Claims Data Collection

  • Data retrieval for patient and billing information is a varied process and its implementation creates logistical and processing hurdles that are often solved by manual means. For example, web portals used to collect data are inherently inefficient as login credentials are required for everyone to access a system however they often expire monthly.
  • Hexaware’s proprietary platform that utilizes bots to perform major portions of this process can reduce cost and improve collections rates almost immediately.

Payer Contact

  • Reducing the time spent waiting on hold while contacting payers is a complex challenge that drastically affects the productivity of revenue cycle operations. The amount of time spent on hold with payers can take up to several hours of productivity out of an associate’s day.
    Payers have invested heavily in web portals but have not realized the sought-after benefits of call avoidance. Maintaining log in credentials is a thorn in the side of many system administrators, particularly when 3rd party partners are involved or if high turnover is a concern.
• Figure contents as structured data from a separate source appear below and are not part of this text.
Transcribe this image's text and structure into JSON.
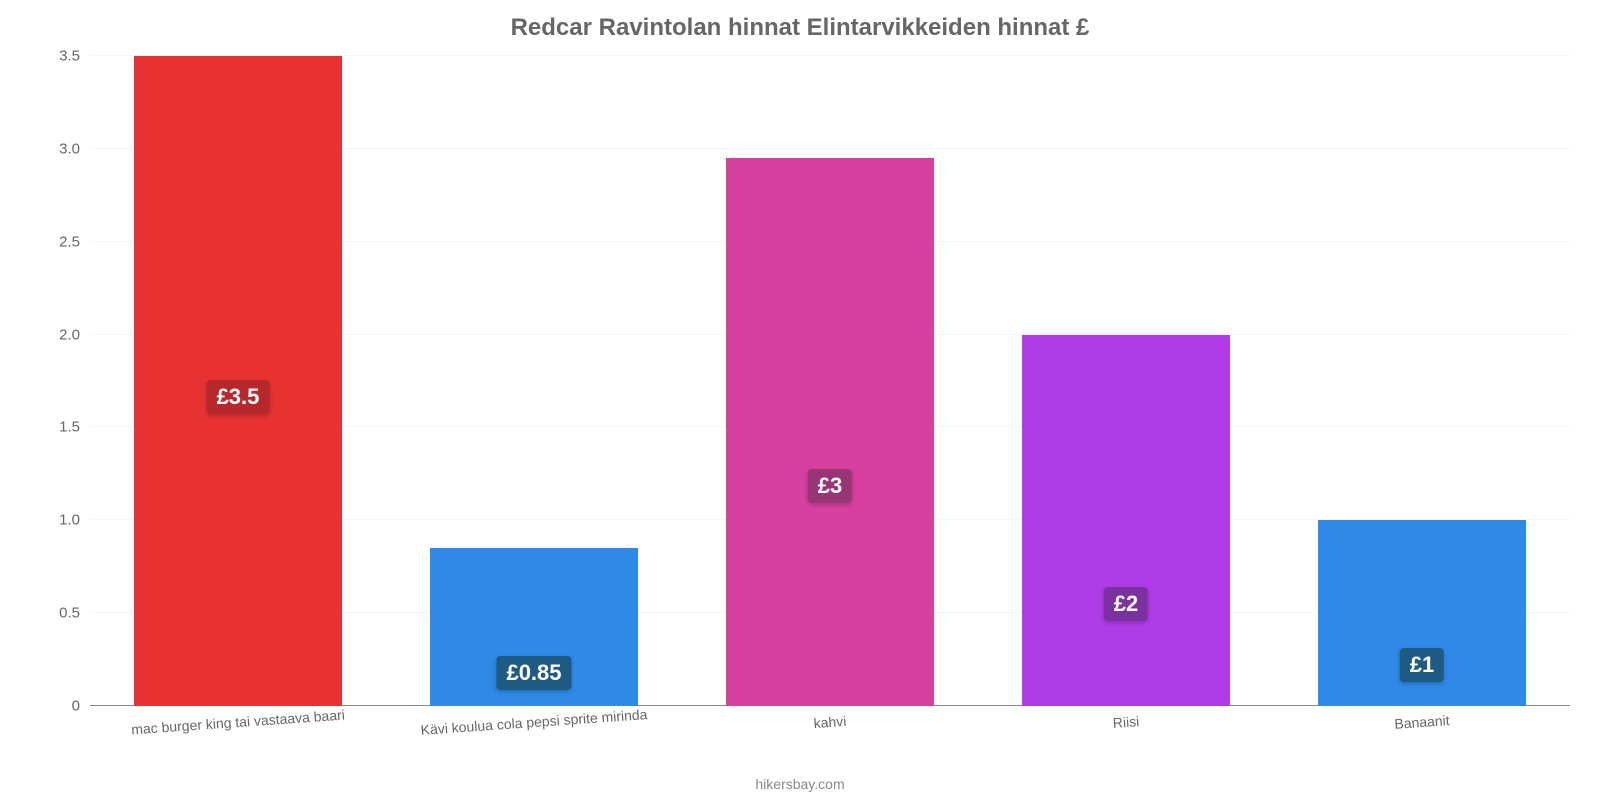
{
  "chart": {
    "type": "bar",
    "title": "Redcar Ravintolan hinnat Elintarvikkeiden hinnat £",
    "title_color": "#666666",
    "title_fontsize": 24,
    "background_color": "#ffffff",
    "grid_color": "#f5f5f5",
    "axis_line_color": "#888888",
    "axis_label_color": "#666666",
    "axis_label_fontsize": 15,
    "x_label_fontsize": 14,
    "x_label_color": "#666666",
    "x_label_rotate_deg": -4,
    "value_label_fontsize": 22,
    "ylim": [
      0,
      3.5
    ],
    "yticks": [
      0,
      0.5,
      1.0,
      1.5,
      2.0,
      2.5,
      3.0,
      3.5
    ],
    "ytick_labels": [
      "0",
      "0.5",
      "1.0",
      "1.5",
      "2.0",
      "2.5",
      "3.0",
      "3.5"
    ],
    "bar_width_pct": 14,
    "bars": [
      {
        "category": "mac burger king tai vastaava baari",
        "value": 3.5,
        "display": "£3.5",
        "center_pct": 10,
        "color": "#e83232",
        "label_bg": "#b7282c",
        "label_y_pct": 45
      },
      {
        "category": "Kävi koulua cola pepsi sprite mirinda",
        "value": 0.85,
        "display": "£0.85",
        "center_pct": 30,
        "color": "#2e8ae6",
        "label_bg": "#1e5a82",
        "label_y_pct": 10
      },
      {
        "category": "kahvi",
        "value": 2.95,
        "display": "£3",
        "center_pct": 50,
        "color": "#d6409f",
        "label_bg": "#983574",
        "label_y_pct": 37
      },
      {
        "category": "Riisi",
        "value": 2.0,
        "display": "£2",
        "center_pct": 70,
        "color": "#b03ce8",
        "label_bg": "#7c31a0",
        "label_y_pct": 23
      },
      {
        "category": "Banaanit",
        "value": 1.0,
        "display": "£1",
        "center_pct": 90,
        "color": "#2e8ae6",
        "label_bg": "#1e5a82",
        "label_y_pct": 13
      }
    ],
    "attribution": "hikersbay.com",
    "attribution_color": "#888888",
    "attribution_fontsize": 14
  }
}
The constant issuing, deactivating, and resetting of passwords is time consuming and a drain on productivity.
  • Our platform leverages bots to allow providers to schedule when and how they want to be contacted by a payer – even to the point of specifying which accounts the associate wants to discuss with the payer. By eliminating the need for an associate to place a call and navigate the payer’s IVR system, thousands of hours of productive time are recovered each month thereby lowering the cost to collect. These savings are passed along to our clients in the form of lower fees and higher recoveries.

Claim Status Processing

  • Actionable or enhanced claim data processing represents another area where RPA is having a significant impact on revenue collection. For example, it is not uncommon for account information to be lumped together by payers, often simply because of incorrectly documented subscriber identifiers. Obtaining remit information though a bot-driven system from payers to supplement claim status responses, for a “super 835”, provides a much more comprehensive view of the claim. Adding remit data such as patient responsibility to claim status responses drives higher call avoidance rates.
  • Using our advanced analytics engine to drive workflow and put effort where it will be best rewarded, our bots can retrieve claim status and provide detailed claims resolution data far more quickly than non-automated methods. By alerting staff as to which claims are likely to be denied and for what reason, we resolve claims more quickly and with higher quality.